Mechanism Discovered In Adult Stem Cell Regulation

This work has the potential to help scientists understand the nature of the messages that control stem cell regulation ¯ such as the message that maintain and tells a stem cell to specialize and to become part of an organ e.g.: liver or skin.

In recent years, planarians have been recognized as a great model system to molecularly dissect conserved stem cell regulatory mechanisms in vivo. Planarians have powerful regeneration capability that makes them ideal for studying this process. The Forsyth team uses planarians and other animal models to study development and regeneration.

The Forsyth team will publish this research in the August 16 issue of Development. According to the paper's lead author, Néstor J. Oviedo, a postdoctoral fellow in the Forsyth Center for Regenerative and Developmental Biology, this work, highlighting the importance of direct cell-cell transfer of small molecules between stem cells and their neighbors, provides an important roadmap for learning about regeneration.

He said, "These findings suggest that similar mechanisms may be extraordinarily relevant for controlling the behavior of migratory, plastic cells. Further analysis in both planarians and in vertebrates will provide crucial opportunities for understanding what drives stem cell behavior and may help medical science identify novel therapeutic targets."

The Forsyth team previously found that communication through gap-junctions (microscopic tunnels directly linking neighboring cells) controls the left-right asymmetric positioning of the internal organs during embryonic development. In this study, they turned to the role of gap junctional signals as regulators of adult stem cells in repair of injury.

Drs. Oviedo and Levin focused on direct cell-cell transfer of small molecules and ions as crucial signals that determine behavior of adult stem cells in vivo. They showed that when one of many specific gap junction channel types was abolished, the adult stem cell pool disappeared along with the regenerative capabilities, suggesting that gap junction-permeable signals are necessary to maintain stem cell state and tissue regeneration. This research demonstrates a novel role for gap-junction proteins and suggest gap junction-mediated signaling as a new and tractable control point for adult, somatic cell regulation

Most recent work in the stem cell field has focused on the secreted protein factors that control embryonic stem cell differentiation. However, no specific gap junction protein had been functionally linked to adult/somatic stem cell behavior in vivo or to organ regeneration. This work demonstrates that gap junction channels providing direct cell-to-cell communication are a critical component for development and normal physiology.

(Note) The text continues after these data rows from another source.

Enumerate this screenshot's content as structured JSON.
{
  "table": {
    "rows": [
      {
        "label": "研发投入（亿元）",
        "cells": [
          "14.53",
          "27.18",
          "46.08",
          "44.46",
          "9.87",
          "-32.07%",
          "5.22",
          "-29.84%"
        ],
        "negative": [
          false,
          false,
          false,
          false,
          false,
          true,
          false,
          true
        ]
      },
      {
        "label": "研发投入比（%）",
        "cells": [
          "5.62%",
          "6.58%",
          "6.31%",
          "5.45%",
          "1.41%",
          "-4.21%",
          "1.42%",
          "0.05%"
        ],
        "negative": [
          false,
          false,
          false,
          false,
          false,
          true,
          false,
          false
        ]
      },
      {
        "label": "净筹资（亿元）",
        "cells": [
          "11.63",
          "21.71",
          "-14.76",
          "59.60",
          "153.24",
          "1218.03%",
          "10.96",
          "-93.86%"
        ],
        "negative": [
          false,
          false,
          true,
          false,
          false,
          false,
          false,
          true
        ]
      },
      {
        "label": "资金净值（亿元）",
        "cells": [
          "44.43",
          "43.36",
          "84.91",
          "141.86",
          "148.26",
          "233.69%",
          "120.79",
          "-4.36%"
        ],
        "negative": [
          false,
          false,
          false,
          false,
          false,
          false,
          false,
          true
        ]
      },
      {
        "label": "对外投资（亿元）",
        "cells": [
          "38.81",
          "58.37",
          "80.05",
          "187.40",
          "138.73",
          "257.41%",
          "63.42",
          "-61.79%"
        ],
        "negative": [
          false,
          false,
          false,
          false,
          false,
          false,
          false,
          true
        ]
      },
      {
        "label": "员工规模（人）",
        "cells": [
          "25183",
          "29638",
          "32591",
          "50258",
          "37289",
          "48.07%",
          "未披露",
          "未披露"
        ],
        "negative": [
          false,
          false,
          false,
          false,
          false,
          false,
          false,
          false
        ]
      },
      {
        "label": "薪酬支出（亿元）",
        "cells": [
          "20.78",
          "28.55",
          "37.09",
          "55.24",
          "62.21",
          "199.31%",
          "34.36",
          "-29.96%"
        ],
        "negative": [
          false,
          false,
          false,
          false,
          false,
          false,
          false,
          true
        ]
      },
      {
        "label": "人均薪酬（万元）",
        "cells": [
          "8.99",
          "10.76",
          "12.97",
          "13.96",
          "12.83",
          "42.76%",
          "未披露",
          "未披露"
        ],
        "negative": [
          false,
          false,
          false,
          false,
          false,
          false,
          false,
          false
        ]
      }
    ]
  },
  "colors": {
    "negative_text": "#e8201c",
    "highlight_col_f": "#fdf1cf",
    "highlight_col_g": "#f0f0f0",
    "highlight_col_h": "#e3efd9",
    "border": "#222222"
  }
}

The research team is led by Michael Levin, Ph.D., Associate Member of the Staff in The Forsyth Institute and the Director of the Forsyth Center for Regenerative and Developmental Biology. Through experimental approaches and mathematical modeling, Dr. Levin and his group examine the processes governing large-scale pattern formation and biological information storage during animal embryogenesis. The lab investigates mechanisms of signaling between cells and tissues that allow a living system to reliably generate and maintain a complex morphology. The Levin team studies these processes in the context of embryonic development and regeneration, with a particular focus on the biophysics of cell behavior.

This study was funding in part by grants from The National Science Foundation and National Institute of General Medical Sciences.